Professor Sally (Sarah) Price
Sally joined UCL whilst pregnant with her second child, who is now well into her own adulthood and married herself.
During her career at UCL Sally has seen significant increases in the proportion of female scientists, and even greater changes in the role of theory and computational modelling within science.
Sally trained at the University of Cambridge, completing her PhD on model intermolecular potentials for diatomic molecules, mainly (H2)2. Apart from an overseas postdoc in Chicago, Sally has worked on deriving models for the forces between polyatomic molecules from the theory of intermolecular forces and electronic structure calculations, for all of her scientific career.
“The molecules have got bigger, and the applications have moved from the gas phase to condensed phases”.
This came in two steps, the first as Sally moved from Royal Society University Research Fellowship at Cambridge, to UCL. Here she wrote a grant proposal to develop a code to implement anisotropic atom-atom intermolecular potentials for modelling organic crystal structures (now DMACRYS). Atomic multipoles, derived from the molecular charge distribution, represent the directionality of hydrogen bonding and pi-pi interactions sufficiently well that this code proved “good enough” for worthwhile organic crystal structure prediction (CSP), at least for rigid molecules. Sally soon enlisted undergraduate project students to run CSP calculations and carried out experimental crystallisations on the same molecule with her colleague Derek Tocher. This led to the second and biggest step in Sally’s career – leading a large project (Control and Prediction of the Organic Solid State), combining experimental and computational work on polymorphism over many UK sites, including working alongside Alastair Florence who was responsible for developing an early crystallisation robot in Strathclyde.
The last two decades have seen a huge growth in the organic solid-state community who have to be interested in predicting polymorphism, as well as advances in experimental characterisation techniques and what is possible computationally.
Collaborative work is key to Sally’s research. She tells us “It has been fun working with people from a large range of disciplines, from computer to pharmaceutical scientists. The CSP infrastructure that we use relies on CSP algorithms developed by Costas Pantelides and Claire Adijman at Imperial which incorporate DMACRYS, and also uses tools developed by the Cambridge Crystallographic Data Centre. We also use CASTEP, as well as developing the use of more accurate non-empirical force-fields. Different molecules have presented different challenges, and industrial collaborations have proved very fruitful.

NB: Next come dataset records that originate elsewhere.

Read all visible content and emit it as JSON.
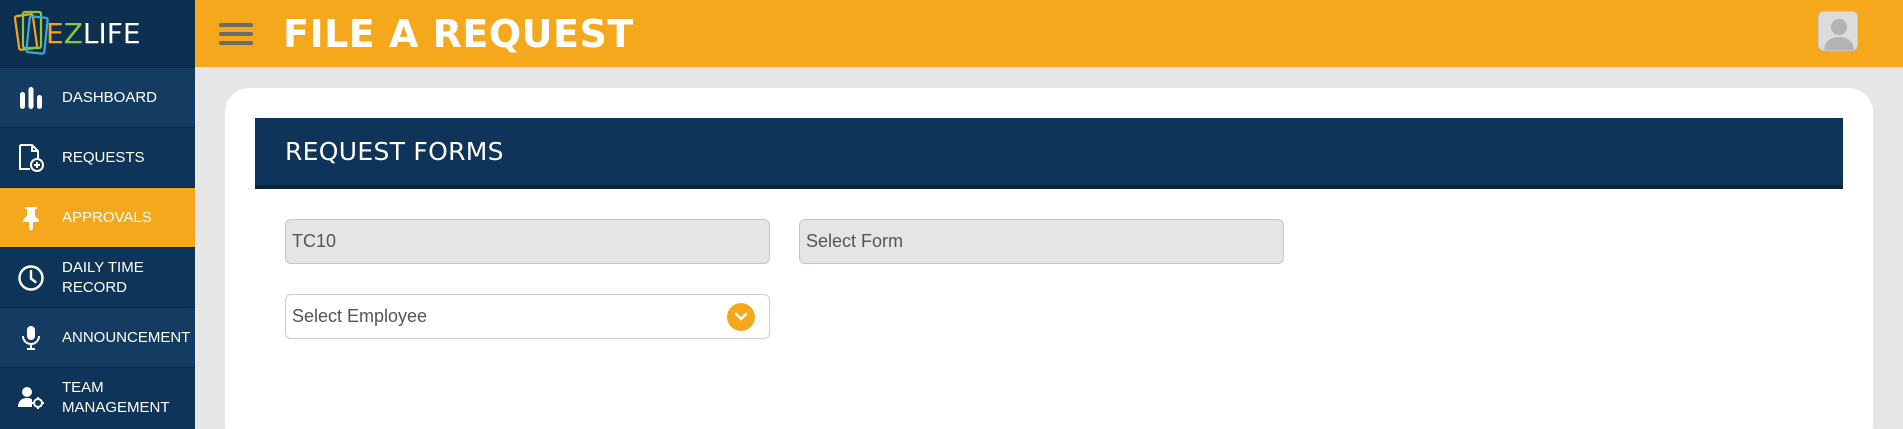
{
  "brand": {
    "logo_text_e": "E",
    "logo_text_z": "Z",
    "logo_text_life": "LIFE"
  },
  "header": {
    "title": "FILE A REQUEST"
  },
  "sidebar": {
    "items": [
      {
        "label": "DASHBOARD",
        "icon": "bar-chart-icon"
      },
      {
        "label": "REQUESTS",
        "icon": "document-add-icon"
      },
      {
        "label": "APPROVALS",
        "icon": "pin-icon"
      },
      {
        "label_line1": "DAILY TIME",
        "label_line2": "RECORD",
        "icon": "clock-icon"
      },
      {
        "label": "ANNOUNCEMENT",
        "icon": "microphone-icon"
      },
      {
        "label_line1": "TEAM",
        "label_line2": "MANAGEMENT",
        "icon": "user-gear-icon"
      }
    ]
  },
  "panel": {
    "title": "REQUEST FORMS"
  },
  "form": {
    "company_value": "TC10",
    "form_select_value": "Select Form",
    "employee_select_value": "Select Employee"
  },
  "colors": {
    "accent": "#f5a81c",
    "navy": "#0f3459",
    "sidebar_alt": "#143c63"
  }
}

I most enjoy teamwork; putting together pieces of the puzzle to make a coherent molecular level picture.
I have been fortunate to have received inspiration, encouragement and practical help from a wide range of people, most of whom have continued working with me into their retirement, including my PhD supervisor Anthony Stone, Richard Catlow, Maurice Leslie (the main developer of DMACRYS), and Bob Lancaster who helped with the experimental work at UCL after retiring from GSK. Age has its advantages when most projects take far longer than expected because the molecules do not behave according to our over-simplified theories”.